In chemistry, catenation is the bonding of atoms of the same element into a series, called a chain.[1] A chain or a ring shape may be open if its ends are not bonded to each other (an open-chain compound), or closed if they are bonded in a ring (a cyclic compound). The words to catenate and catenation reflect the Latin root catena, "chain".

Catenation occurs most readily with carbon, which forms covalent bonds with other carbon atoms to form longer chains and structures. This is the reason for the presence of the vast number of organic compounds in nature. Carbon is most well known for its properties of catenation, with organic chemistry essentially being the study of catenated carbon structures (and known as catenae). Carbon chains in biochemistry combine any of various other elements, such as hydrogen, oxygen, and biometals, onto the backbone of carbon.

However, carbon is by no means the only element capable of forming such catenae, and several other main-group elements are capable of forming an expansive range of catenae, including hydrogen, boron, silicon, phosphorus, and sulfur.

The ability of an element to catenate is primarily based on the bond energy of the element to itself, which decreases with more diffuse orbitals (those with higher azimuthal quantum number) overlapping to form the bond. Hence, carbon, with the least diffuse valence shell p orbital is capable of forming longer p-p sigma bonded chains of atoms than heavier elements which bond via higher valence shell orbitals. Catenation ability is also influenced by a range of steric and electronic factors, including the electronegativity of the element in question, the molecular orbital n and the ability to form different kinds of covalent bonds. For carbon, the sigma overlap between adjacent atoms is sufficiently strong that perfectly stable chains can be formed. With other elements this was once thought to be extremely difficult in spite of plenty of evidence to the contrary.

Theories of the structure of water involve three-dimensional networks of tetrahedra and chains and rings, linked via hydrogen bonding.[citation needed]

A polycatenated network, with rings formed from metal-templated hemispheres linked by hydrogen bonds, was reported in 2008.[2]

In organic chemistry, hydrogen bonding is known to facilitate the formation of chain structures. 4-tricyclanol C10H16O, for example, shows catenated hydrogen bonding between the hydroxyl groups, leading to the formation of helical chains;[3] crystalline isophthalic acid C8H6O4 is built up from molecules connected by hydrogen bonds, forming infinite chains.[4]

In unusual conditions, a 1-dimensional series of hydrogen molecules confined within a single wall carbon nanotube is expected to become metallic at a relatively low pressure of 163.5 GPa.
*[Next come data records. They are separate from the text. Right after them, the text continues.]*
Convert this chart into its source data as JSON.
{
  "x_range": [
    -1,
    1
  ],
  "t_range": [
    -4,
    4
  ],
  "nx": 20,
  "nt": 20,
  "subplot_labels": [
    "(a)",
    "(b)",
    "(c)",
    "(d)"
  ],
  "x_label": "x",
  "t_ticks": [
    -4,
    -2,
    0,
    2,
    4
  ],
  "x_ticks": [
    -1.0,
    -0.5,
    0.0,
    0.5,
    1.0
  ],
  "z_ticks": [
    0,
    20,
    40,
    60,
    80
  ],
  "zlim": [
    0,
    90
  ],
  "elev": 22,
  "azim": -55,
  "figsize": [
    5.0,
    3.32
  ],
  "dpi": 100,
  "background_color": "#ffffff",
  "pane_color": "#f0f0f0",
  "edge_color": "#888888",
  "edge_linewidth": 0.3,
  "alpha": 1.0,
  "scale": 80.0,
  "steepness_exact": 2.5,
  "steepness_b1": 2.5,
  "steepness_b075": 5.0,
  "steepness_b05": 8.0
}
This is about 40% of the ~400 GPa thought to be required to metallize ordinary hydrogen, a pressure which is difficult to access experimentally.[5]

Silicon can form sigma bonds to other silicon atoms (and disilane is the parent of this class of compounds). However, it is difficult to prepare and isolate SinH2n+2 (analogous to the saturated alkane hydrocarbons) with n greater than about 8, as their thermal stability decreases with increases in the number of silicon atoms. Silanes higher in molecular weight than disilane decompose to polymeric polysilicon hydride and hydrogen.[6][7] But with a suitable pair of organic substituents in place of hydrogen on each silicon it is possible to prepare polysilanes (sometimes, erroneously called polysilenes) that are analogues of alkanes. These long chain compounds have surprising electronic properties - high electrical conductivity, for example - arising from sigma delocalization of the electrons in the chain.[8]

Even silicon–silicon pi bonds are possible. However, these bonds are less stable than the carbon analogues. Disilane is quite reactive compared to ethane. Disilene and disilynes are quite rare, unlike alkenes and alkynes. Examples of disilynes, long thought to be too unstable to be isolated[9] were reported in 2004.[10]

Phosphorus chains (with organic substituents) have been prepared, although these tend to be quite fragile. Small rings or clusters are more common.

The versatile chemistry of elemental sulfur is largely due to catenation. In the native state, sulfur exists as S8 molecules. On heating these rings open and link together giving rise to increasingly long chains, as evidenced by the progressive increase in viscosity as the chains lengthen. Selenium and tellurium also show variants of these structural motifs.

In recent years a variety of double and triple bonds between the semi-metallic elements have been reported, including silicon, germanium, arsenic, bismuth and so on. The ability of certain main group elements to catenate is currently the subject of research into inorganic polymers.